Depois de sete curtas-metragens e uma longa (“O Som ao Redor” (2012)), Kleber Mendonça Filho assume-se como uma referência no cinema brasileiro com “Aquarius”, um dos filmes mais interessantes do ano. Este é um filme de resistência e discreto na sua mensagem política e moralista. “Aquarius” é um retrato realista sobre o sistema social e político atual do Brasil, visto por uma mulher da classe média. Essa mulher chama-se Clara, uma sexagenária viúva que vive no edifício Aquarius, no Recife. É pressionada a abandonar o seu apartamento por uma empresa de construção que o quer destruir, para no seu lugar construir mais um condomínio moderno. Clara primeiro resiste e depois luta contra a Construtora Bonfim.
Filme moderno este que nos mostra a importância da memória e de que esta não tem preço. “Aquarius” insiste na persistência da memória, que é o mais valioso que temos. O apartamento, onde viveu grande parte da sua vida, é tudo o que resta a Clara, que guarda memórias de várias gerações da sua família. Clara quer salvar essas memórias ali vividas no apartamento, assim como as centenas de vinis que ela tem em casa, que guardam memórias únicas. Naquela casa viveu com o marido e viu os seus três filhos crescer. Ela envelhece, a cidade cresce e à volta muitos dos edifícios já não são os mesmos. São blocos de betão, arranha ceús de luxo que fazem sombra na única resistente, Clara. O edifício Aquarius é um fantasma, mas Clara nega. Poderá ser até um fantasma, mas está vivo. Clara é uma resistente, uma lutadora (combateu e sobreviveu a um cancro), que tem a liberdade de dizer ‘não’, a coragem e um direito que infelizmente nem todos temos, de dizer ‘não’. Não me vão corromper. Não me vão comprar. Não decidem a minha vida. Por tudo isto Clara acaba por ser uma heróica. Teve a coragem de fazer frente ao sistema, ao poder. Mas Kleber podia ter ido mais longe com toda esta resistência, para que a mensagem política fosse mais forte e direta. Teria sido um filme ainda melhor.

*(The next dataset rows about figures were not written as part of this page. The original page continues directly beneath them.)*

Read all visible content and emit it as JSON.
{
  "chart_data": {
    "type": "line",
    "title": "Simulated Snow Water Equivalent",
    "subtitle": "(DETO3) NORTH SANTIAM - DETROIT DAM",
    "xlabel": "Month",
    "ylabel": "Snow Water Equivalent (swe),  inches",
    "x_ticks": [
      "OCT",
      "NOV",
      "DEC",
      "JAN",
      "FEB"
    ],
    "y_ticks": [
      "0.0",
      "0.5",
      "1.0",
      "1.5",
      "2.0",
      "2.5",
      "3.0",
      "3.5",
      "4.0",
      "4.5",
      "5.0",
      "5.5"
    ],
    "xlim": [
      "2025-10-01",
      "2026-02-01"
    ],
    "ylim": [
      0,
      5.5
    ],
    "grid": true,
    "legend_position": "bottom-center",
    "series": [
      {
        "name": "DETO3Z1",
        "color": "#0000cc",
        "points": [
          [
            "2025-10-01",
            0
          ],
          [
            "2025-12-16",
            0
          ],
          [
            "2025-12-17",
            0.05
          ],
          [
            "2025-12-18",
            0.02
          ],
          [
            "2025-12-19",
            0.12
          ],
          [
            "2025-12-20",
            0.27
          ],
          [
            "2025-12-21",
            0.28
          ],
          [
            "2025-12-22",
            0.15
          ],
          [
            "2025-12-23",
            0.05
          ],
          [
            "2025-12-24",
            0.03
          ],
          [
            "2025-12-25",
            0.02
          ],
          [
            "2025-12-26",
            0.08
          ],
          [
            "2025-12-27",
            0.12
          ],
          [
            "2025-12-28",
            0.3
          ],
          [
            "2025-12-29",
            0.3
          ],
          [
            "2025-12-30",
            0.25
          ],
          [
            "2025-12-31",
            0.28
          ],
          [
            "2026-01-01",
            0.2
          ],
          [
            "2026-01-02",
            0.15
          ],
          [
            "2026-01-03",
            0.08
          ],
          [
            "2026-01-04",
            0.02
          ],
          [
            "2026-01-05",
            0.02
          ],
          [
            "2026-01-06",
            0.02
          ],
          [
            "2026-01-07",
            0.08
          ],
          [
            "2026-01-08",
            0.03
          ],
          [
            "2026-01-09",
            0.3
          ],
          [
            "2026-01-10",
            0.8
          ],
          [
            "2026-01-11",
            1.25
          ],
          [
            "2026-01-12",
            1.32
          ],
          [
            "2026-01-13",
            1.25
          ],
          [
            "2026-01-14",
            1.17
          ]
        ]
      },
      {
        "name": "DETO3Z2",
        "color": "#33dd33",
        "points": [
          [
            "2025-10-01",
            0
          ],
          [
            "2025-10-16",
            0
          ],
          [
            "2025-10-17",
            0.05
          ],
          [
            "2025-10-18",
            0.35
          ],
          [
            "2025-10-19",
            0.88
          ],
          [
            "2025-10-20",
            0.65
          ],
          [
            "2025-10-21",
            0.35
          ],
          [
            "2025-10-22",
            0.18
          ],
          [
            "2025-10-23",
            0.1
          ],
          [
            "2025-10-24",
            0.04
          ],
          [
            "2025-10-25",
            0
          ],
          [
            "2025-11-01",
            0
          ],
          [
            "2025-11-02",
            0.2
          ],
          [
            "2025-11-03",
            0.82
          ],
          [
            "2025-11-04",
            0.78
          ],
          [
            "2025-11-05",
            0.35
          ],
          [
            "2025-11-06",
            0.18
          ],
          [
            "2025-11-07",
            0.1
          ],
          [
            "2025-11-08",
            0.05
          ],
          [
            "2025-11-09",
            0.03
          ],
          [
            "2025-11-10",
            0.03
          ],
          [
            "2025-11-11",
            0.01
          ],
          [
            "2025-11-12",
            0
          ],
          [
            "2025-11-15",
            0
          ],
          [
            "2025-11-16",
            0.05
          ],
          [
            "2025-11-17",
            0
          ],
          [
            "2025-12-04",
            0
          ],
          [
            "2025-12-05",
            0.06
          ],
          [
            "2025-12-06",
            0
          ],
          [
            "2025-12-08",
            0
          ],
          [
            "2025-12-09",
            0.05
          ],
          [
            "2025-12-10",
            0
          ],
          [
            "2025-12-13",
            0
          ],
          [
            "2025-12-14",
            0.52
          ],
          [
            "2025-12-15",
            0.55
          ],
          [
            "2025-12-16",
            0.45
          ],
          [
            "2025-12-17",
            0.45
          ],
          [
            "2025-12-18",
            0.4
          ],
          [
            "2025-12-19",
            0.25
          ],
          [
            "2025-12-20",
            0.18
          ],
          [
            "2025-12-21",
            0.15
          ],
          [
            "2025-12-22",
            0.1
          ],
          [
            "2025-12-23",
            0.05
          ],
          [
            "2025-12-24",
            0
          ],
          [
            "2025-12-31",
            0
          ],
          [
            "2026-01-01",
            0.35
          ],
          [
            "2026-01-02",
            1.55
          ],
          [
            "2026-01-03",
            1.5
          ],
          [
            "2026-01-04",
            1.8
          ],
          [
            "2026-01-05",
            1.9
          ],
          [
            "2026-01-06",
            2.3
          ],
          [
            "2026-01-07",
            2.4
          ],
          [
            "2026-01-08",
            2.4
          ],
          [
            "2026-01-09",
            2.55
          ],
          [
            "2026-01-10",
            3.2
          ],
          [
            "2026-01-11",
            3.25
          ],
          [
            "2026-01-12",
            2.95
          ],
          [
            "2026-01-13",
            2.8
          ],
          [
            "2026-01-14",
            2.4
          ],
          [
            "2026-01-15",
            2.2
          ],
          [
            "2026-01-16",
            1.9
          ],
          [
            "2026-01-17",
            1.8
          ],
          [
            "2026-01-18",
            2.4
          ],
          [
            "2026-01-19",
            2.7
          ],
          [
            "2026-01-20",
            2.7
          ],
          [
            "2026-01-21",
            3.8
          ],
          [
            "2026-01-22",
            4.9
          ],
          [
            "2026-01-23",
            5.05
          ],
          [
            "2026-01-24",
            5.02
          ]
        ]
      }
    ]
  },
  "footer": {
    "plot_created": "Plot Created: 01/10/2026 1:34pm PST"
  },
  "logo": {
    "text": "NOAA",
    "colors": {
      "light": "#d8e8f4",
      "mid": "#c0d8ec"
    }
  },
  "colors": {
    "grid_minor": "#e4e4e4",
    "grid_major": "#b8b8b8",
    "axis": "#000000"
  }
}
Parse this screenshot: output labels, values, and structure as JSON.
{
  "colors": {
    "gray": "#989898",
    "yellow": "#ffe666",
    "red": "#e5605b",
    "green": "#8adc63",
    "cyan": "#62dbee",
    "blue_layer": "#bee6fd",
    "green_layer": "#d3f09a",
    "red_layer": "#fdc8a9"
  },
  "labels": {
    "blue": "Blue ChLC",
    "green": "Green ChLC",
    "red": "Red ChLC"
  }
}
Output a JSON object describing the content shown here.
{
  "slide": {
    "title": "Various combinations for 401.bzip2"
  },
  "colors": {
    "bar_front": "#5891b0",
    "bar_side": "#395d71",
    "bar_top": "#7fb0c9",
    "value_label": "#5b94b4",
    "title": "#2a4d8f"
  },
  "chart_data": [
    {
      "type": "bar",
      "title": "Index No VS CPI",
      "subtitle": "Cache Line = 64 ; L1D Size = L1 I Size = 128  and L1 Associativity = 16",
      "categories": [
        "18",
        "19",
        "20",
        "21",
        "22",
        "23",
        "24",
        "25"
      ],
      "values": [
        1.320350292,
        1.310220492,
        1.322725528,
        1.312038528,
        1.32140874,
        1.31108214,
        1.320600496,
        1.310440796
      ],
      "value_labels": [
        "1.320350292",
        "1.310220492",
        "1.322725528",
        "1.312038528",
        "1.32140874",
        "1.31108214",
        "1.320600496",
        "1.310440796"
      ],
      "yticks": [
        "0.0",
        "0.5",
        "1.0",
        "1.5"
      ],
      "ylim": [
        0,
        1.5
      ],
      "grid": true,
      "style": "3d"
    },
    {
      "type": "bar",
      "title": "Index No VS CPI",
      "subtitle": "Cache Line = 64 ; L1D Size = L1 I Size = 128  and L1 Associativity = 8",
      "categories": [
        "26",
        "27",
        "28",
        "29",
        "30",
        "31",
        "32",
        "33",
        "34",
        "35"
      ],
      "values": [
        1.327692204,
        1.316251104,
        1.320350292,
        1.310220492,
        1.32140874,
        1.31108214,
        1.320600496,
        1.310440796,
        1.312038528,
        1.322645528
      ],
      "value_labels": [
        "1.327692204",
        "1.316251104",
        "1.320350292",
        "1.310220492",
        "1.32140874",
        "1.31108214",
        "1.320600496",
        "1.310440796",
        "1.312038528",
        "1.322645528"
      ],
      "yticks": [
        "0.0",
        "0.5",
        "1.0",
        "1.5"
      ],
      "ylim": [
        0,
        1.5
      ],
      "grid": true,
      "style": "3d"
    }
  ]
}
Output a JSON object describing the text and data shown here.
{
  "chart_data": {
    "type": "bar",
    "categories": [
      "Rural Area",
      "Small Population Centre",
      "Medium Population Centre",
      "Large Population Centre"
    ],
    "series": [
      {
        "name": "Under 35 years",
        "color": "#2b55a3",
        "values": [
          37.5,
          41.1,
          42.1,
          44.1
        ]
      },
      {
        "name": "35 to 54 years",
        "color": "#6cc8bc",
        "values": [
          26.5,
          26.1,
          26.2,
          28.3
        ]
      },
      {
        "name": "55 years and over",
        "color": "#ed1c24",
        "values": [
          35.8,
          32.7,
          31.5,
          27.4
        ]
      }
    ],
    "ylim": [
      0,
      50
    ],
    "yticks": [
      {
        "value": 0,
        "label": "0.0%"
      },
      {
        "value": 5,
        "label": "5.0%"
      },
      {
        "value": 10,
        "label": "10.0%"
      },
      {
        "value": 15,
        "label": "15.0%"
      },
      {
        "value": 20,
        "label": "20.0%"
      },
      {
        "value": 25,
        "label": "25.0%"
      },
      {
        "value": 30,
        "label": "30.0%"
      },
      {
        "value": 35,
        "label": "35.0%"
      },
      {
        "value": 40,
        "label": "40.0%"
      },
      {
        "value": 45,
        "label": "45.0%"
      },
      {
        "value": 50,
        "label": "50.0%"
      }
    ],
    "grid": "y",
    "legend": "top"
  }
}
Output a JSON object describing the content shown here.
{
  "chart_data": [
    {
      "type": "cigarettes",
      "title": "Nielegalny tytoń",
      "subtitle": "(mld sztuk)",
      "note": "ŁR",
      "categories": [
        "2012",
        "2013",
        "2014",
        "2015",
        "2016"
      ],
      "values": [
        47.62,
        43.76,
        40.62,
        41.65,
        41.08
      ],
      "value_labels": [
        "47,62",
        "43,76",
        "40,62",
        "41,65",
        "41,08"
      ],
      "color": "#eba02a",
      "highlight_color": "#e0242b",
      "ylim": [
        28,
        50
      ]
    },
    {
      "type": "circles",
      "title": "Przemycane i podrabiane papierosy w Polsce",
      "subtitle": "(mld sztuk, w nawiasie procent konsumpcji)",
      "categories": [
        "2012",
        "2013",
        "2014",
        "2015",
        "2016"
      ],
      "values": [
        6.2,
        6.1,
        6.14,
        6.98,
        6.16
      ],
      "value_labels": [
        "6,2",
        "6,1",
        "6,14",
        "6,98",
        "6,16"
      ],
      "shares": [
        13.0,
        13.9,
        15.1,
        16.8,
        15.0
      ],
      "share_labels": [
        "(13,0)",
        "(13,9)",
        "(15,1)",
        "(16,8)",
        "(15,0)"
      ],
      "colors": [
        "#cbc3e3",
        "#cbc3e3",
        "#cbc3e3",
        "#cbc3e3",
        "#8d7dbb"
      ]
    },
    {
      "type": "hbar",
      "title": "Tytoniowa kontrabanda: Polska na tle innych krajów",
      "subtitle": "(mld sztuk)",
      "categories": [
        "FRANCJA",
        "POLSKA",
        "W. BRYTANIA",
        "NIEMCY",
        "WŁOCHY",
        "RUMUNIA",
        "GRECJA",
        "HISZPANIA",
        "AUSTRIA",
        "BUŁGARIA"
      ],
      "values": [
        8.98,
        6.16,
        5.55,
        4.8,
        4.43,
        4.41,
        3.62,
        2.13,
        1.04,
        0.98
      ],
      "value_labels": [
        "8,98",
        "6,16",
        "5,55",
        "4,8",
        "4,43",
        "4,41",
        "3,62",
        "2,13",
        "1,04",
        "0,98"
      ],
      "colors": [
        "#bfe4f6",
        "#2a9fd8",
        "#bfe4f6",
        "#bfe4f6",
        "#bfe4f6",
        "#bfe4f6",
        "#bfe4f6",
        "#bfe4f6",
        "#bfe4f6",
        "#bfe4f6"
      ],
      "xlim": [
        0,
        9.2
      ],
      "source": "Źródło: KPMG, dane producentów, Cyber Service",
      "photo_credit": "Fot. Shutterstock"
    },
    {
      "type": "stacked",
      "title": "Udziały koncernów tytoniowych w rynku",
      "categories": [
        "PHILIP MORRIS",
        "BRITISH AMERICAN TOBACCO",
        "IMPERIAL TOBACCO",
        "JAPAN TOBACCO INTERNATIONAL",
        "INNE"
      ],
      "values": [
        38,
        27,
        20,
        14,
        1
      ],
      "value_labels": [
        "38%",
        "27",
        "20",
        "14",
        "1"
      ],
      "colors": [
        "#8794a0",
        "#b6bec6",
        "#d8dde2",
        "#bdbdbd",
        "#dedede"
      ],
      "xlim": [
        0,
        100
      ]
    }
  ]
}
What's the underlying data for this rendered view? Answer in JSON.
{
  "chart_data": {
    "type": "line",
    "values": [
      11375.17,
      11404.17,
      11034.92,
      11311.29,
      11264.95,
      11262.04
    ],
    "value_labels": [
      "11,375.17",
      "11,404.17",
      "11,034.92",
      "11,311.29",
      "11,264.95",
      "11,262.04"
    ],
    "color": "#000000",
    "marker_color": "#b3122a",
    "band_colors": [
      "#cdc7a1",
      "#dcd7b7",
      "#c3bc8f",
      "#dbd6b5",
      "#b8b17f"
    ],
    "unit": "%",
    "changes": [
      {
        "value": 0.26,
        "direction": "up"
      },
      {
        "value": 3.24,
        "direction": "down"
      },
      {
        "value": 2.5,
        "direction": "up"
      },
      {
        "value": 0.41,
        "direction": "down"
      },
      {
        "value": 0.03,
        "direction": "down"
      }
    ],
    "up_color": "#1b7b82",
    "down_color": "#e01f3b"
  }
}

Entre o passado e presente ficamos agarrados à personagem de Clara, soberbamente bem interpretada por Sonia Braga. Expõe-nos uma mulher independente e de espírito livre, que faz o espectador identificar-se com ela e ser a nossa voz de luta. Digamos que Clara traz no corpo as marcas do seu tempo, o desespero, a vida no momento, como cantava Taiguara na música “Hoje”. Banda Sonora, argumento e montagem estão muito bem conseguidos neste que é um melodrama realista e atual, que acaba por pontuar, com pequenos detalhes, o preconceito (orientação sexual, racismo e estatuto social).
Este é um filme moderno, um retrato político, por não mostrar um Brasil dominado pela violência e crime de rua, mas sim por algo mais complexo e sério, o crime e a corrupção do sistema, do dinheiro e do poder das grandes empresas. Algo que, por exemplo, “Tropa de Elite 2” tentou descortinar, e bem, a corrupção do próprio sistema. Em “Aquarius” não há esse tipo de violência, mas há uma construção do medo, uma constante incerteza. Uma procura de um caminho.
Realização: Kleber Mendonça Filho
Argumento: Kleber Mendonça Filho
Elenco: Sonia Braga, Maeve Jinkings, Irandhir Santos
Brasil/2016 – Drama
Sinopse: Clara, uma viúva de 65 anos, crítica de música reformada, nasceu numa família rica e tradicional no Recife, Brasil. Ela é a última residente do Aquarius, um edifício construído nos anos 40, na zona cara junto ao mar da Avenida Boa Viagem, Recife. Todos os apartamentos vizinhos já foram adquiridos pela empresa que apresentou projetos para construir um novo empreendimento. Clara jura que só sairá dali morta e entra numa guerra fria com a empresa, num confronto obscuro, assustador e emocionalmente desgastante. Esta tensão não só perturba Clara como torna as suas rotinas exasperantes, levando-a refletir sobre si e aqueles que ama, o seu passado e o seu futuro.